So, I have been busy. Writing, submitting, publishing, physical therapy, and all around enjoying my life away from the Tumblrverse more and more.
I know, startling, right?
Our very own Jen(jayarrarr) even wrote a clever piece about a guy that was so jacked up on Tumblr that directly after being run over, or some such, he was using his nose to key in his predicament on his phone to update, bleeding out on the pavement without use of his arms. You’ll have to ask Jen the name of it. Heh, you’re welcome Miss, I’m sure you have all the time in the world to answer those inquiries. :-) The point being is some of us have a life away from the blue field, and that’s a good thing.
But I digress.
It occurred to me, because it truly isn’t something I think to look for, to scroll through and see if I have received any blue tags in the last couple of months. Simply to see if I needed to give up a word of thanks and praise to any of our editors. Hey, they deserve the recognition even more than we do, as far as I’m concerned. They’re like grocery and restaurant people working on Christmas, only they do it 24/7. Perhaps not the best metaphor, but I think you get my point. If you don’t, then ask around and find out what they have to do to serve you, you’ll be quite surprised and hopefully lose expectation and gain some appreciation.

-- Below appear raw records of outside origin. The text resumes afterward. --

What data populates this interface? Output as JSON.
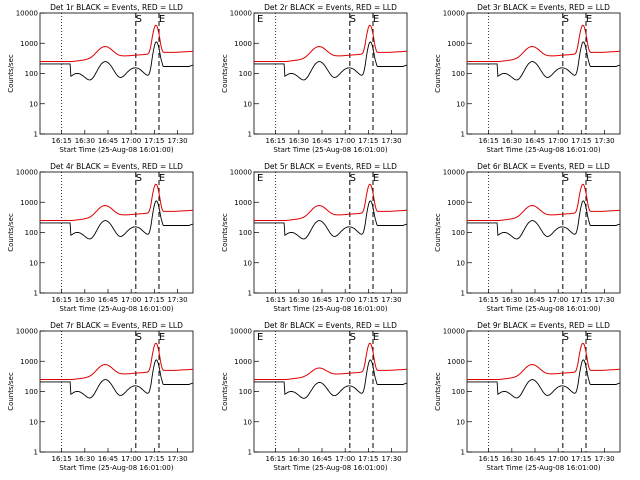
{
  "chart_data": {
    "type": "line",
    "yscale": "log",
    "ylim": [
      1,
      10000
    ],
    "xlim": [
      "16:01",
      "17:40"
    ],
    "ylabel": "Counts/sec",
    "xlabel": "Start Time (25-Aug-08 16:01:00)",
    "x_ticks": [
      "16:15",
      "16:30",
      "16:45",
      "17:00",
      "17:15",
      "17:30"
    ],
    "y_ticks": [
      "1",
      "10",
      "100",
      "1000",
      "10000"
    ],
    "series_colors": {
      "events": "#000000",
      "lld": "#e00000"
    },
    "panels": [
      {
        "title": "Det 1r BLACK = Events, RED = LLD",
        "markers": {
          "S": "17:03",
          "E": "17:18"
        }
      },
      {
        "title": "Det 2r BLACK = Events, RED = LLD",
        "markers": {
          "E_left": "16:01",
          "S": "17:03",
          "E": "17:18"
        }
      },
      {
        "title": "Det 3r BLACK = Events, RED = LLD",
        "markers": {
          "S": "17:03",
          "E": "17:18"
        }
      },
      {
        "title": "Det 4r BLACK = Events, RED = LLD",
        "markers": {
          "S": "17:03",
          "E": "17:18"
        }
      },
      {
        "title": "Det 5r BLACK = Events, RED = LLD",
        "markers": {
          "E_left": "16:01",
          "S": "17:03",
          "E": "17:18"
        }
      },
      {
        "title": "Det 6r BLACK = Events, RED = LLD",
        "markers": {
          "S": "17:03",
          "E": "17:18"
        }
      },
      {
        "title": "Det 7r BLACK = Events, RED = LLD",
        "markers": {
          "S": "17:03",
          "E": "17:18"
        }
      },
      {
        "title": "Det 8r BLACK = Events, RED = LLD",
        "markers": {
          "E_left": "16:01",
          "S": "17:03",
          "E": "17:18"
        }
      },
      {
        "title": "Det 9r BLACK = Events, RED = LLD",
        "markers": {
          "S": "17:03",
          "E": "17:18"
        }
      }
    ]
  }
}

So, I noticed two way cool things. One of them was no, not a single tag since a prose tag I got a while back(which means a lot more to me than poetry tags, because so rare and my fiction is where my heart lay) and the large amount of work I’ve posted.
Both of these made me smile. Huge. Face breaking huge.
See, the thing is this. I have gotten to the place where I *know* my writing is good. The kind of knowing that breeds more than confidence, but a quiet self-assurance that I am good at what I do, and have something to offer. Please don’t get me wrong, those blue tags from those hardworking editors have saved my creative ass on more than one occasion. I remember four years ago what a nervous mess I was posting up my poems. So self critical, so worried that people would laugh, or worse, ignore what I do. Yeah, recognition is important to me. So when I got those tags that saved my ass, I mean I was ready to give up. And anyone that knows me, knows I don’t give up. Ergo, those tags were a bigger deal than anyone would have known.
And that is the beauty of what I noticed this morning. It made me way happy to know I can write the way I do, as much as I do, and finally receive the recognition that matters most to me.
My very own.
Thank you community, I have reached the other side. Peace.